Author: Pennsylvania. Department of Health
Publisher:
Published: 1917
Total Pages: 530
ISBN-13:
DOWNLOAD EBOOKAuthor: United States. Congress. House. Committee on Interstate and Foreign Commerce
Publisher:
Published: 1970
Total Pages: 1230
ISBN-13:
DOWNLOAD EBOOKAuthor: Matthew Jones
Publisher: Vernon Press
Published: 2019-12-03
Total Pages: 293
ISBN-13: 1622737318
DOWNLOAD EBOOKRapid urbanization represents major threats and challenges to personal and public health. The World Health Organisation identifies the ‘urban health threat’ as three-fold: infectious diseases, non-communicable diseases; and violence and injury from, amongst other things, road traffic. Within this tripartite structure of health issues in the built environment, there are multiple individual issues affecting both the developed and the developing worlds and the global north and south. Reflecting on a broad set of interrelated concerns about health and the design of the places we inhabit, this book seeks to better understand the interconnectedness and potential solutions to the problems associated with health and the built environment.
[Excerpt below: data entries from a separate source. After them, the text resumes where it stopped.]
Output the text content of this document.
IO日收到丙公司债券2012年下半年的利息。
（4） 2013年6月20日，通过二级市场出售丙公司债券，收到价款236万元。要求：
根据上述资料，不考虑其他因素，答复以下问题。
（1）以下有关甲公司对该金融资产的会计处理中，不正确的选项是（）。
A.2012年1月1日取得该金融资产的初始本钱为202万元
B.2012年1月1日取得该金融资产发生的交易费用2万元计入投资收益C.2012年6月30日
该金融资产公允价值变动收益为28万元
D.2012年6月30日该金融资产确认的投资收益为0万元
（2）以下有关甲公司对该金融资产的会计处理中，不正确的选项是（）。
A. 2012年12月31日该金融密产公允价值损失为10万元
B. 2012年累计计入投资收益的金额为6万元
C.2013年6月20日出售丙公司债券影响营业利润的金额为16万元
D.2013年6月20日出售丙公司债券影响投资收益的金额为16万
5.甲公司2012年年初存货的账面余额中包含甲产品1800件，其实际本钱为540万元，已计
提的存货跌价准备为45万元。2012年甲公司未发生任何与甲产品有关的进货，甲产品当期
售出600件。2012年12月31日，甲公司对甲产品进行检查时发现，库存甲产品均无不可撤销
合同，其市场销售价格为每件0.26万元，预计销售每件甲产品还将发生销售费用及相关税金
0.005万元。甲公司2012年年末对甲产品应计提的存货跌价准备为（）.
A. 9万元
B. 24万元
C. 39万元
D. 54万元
Divided into three key themes: home, city, and society, each section presents a number of research chapters that explore global processes, transformative praxis and emergent trends in architecture, urban design and healthy city research. Drawing together practicing architects, academics, scholars, public health professional and activists from around the world to provide perspectives on design for health, this book includes emerging research on: healthy homes, walkable cities, design for ageing, dementia and the built environment, health equality and urban poverty, community health services, neighbourhood support and wellbeing, urban sanitation and communicable disease, the role of transport infrastructures and government policy, and the cost implications of ‘unhealthy’ cities etc. To that end, this book examines alternative and radical ways of practicing architecture and the re-imagining of the profession of architecture through a lens of human health.
Author:
Publisher:
Published: 1859
Total Pages: 1322
ISBN-13:
DOWNLOAD EBOOKAuthor:
Publisher:
Published: 2003
Total Pages: 416
ISBN-13:
DOWNLOAD EBOOKAuthor: Tovi Fenster
Publisher: Routledge
Published: 2016-09-17
Total Pages: 354
ISBN-13: 1317880099
DOWNLOAD EBOOKThe Global City & the Holy City explores the local embodied knowledge of women and men of different national, cultural and ethnic identities and age groups, living in London and Jerusalem. Their narratives focus on the three main concepts of Comfort, Belonging and Commitment to the various spaces in which they live. By deconstructing the meanings of these three notions and analyzing their expression in cognitive temporal maps, The Global City & The Holy City examines the practicalities of incorporating this kind of local embodied knowledge into the professional planning and management of cities in the age of globalization.